Studio album by Natasha St-Pier
- Released: 4 November 2003 (Canada) 3 November 2003 (France)
- Genre: Pop
- Length: 54:32
- Label: Sony Music France/Columbia Guy Cloutier Communications

Natasha St-Pier chronology
| De l'amour le mieux (2002) | L'instant d'après (2003) | Longueur d’ondes (2006) |

= L'Instant d'après =

L'Instant d'après is the fourth studio album recorded by Canadian singer Natasha St-Pier. It was released in 2003 and met success in many countries, including France where it reached No. 3 in the country's chart.
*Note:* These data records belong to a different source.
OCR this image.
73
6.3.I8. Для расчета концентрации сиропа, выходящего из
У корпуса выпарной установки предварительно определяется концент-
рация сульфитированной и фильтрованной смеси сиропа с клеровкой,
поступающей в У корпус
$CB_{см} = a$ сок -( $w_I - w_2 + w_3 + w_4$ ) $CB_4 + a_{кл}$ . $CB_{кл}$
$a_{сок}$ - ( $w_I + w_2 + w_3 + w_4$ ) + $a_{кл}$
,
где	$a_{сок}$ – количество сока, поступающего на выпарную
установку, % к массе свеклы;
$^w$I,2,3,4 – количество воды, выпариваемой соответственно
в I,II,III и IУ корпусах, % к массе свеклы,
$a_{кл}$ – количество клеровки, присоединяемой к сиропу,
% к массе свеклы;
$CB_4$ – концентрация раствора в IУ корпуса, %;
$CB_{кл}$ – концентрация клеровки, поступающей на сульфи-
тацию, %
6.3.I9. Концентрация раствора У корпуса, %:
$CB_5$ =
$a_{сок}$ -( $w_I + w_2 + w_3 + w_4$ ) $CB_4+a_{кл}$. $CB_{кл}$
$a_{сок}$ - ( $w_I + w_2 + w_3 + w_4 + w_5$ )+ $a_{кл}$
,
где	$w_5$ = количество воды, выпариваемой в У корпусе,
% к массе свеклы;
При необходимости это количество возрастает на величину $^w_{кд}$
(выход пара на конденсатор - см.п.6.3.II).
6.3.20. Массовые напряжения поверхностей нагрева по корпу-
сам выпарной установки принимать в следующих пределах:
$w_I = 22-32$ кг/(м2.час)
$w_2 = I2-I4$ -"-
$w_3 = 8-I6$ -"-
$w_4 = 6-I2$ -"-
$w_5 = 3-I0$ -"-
It was also received with critical acclaim.

== Track listing ==
1. "Tant que c'est toi" (single) — 6:24
2. "Quand on cherche l'amour" (single) — 3:36
3. "Mourir demain" (duet with Pascal Obispo, single) — 3:37
4. "Plus simple que ça" — 3:33
5. "J'avais quelqu'un" (single) — 3:23
6. "Je te souhaite" (single) — 3:48
7. "Chacun pour soi" — 4:02
8. "Pour le meilleur" — 3:06
9. "Croire" — 3:29
10. "J'oublie toujours quelque chose" — 3:27
11. "Qu'y a-t-il entre nous?" — 3:43
12. "Juste un besoin de chaleur" — 3:29
13. "Quand aimer ne suffit pas" — 3:24
14. "Lucie" (hidden track)

==Charts==

===Weekly charts===

| Chart (2003–2005) | Peak position |
|---|---|
| Belgian (Wallonia) Albums Chart | 6 |
| Canada (ADISQ Quebec) | 9 |
| French Albums Chart | 3 |
| Polish Albums Chart | 17 |
| Swiss Albums Chart | 14 |

===Year-end charts===

| Chart (2003) | Position |
|---|---|
| Belgian (Wallonia) Albums Chart | 68 |
| French Albums Chart | 48 |
| Chart (2004) | Position |
| Belgian (Wallonia) Albums Chart | 30 |
| French Albums Chart | 45 |
| Chart (2005) | Position |
| French Albums Chart | 198 |

==Certifications==

| Region | Certification | Certified units/sales |
| Belgium (BRMA) | Gold | 25,000^{*} |
| France (SNEP) | Platinum | 300,000^{*} |
^{*} Sales figures based on certification alone.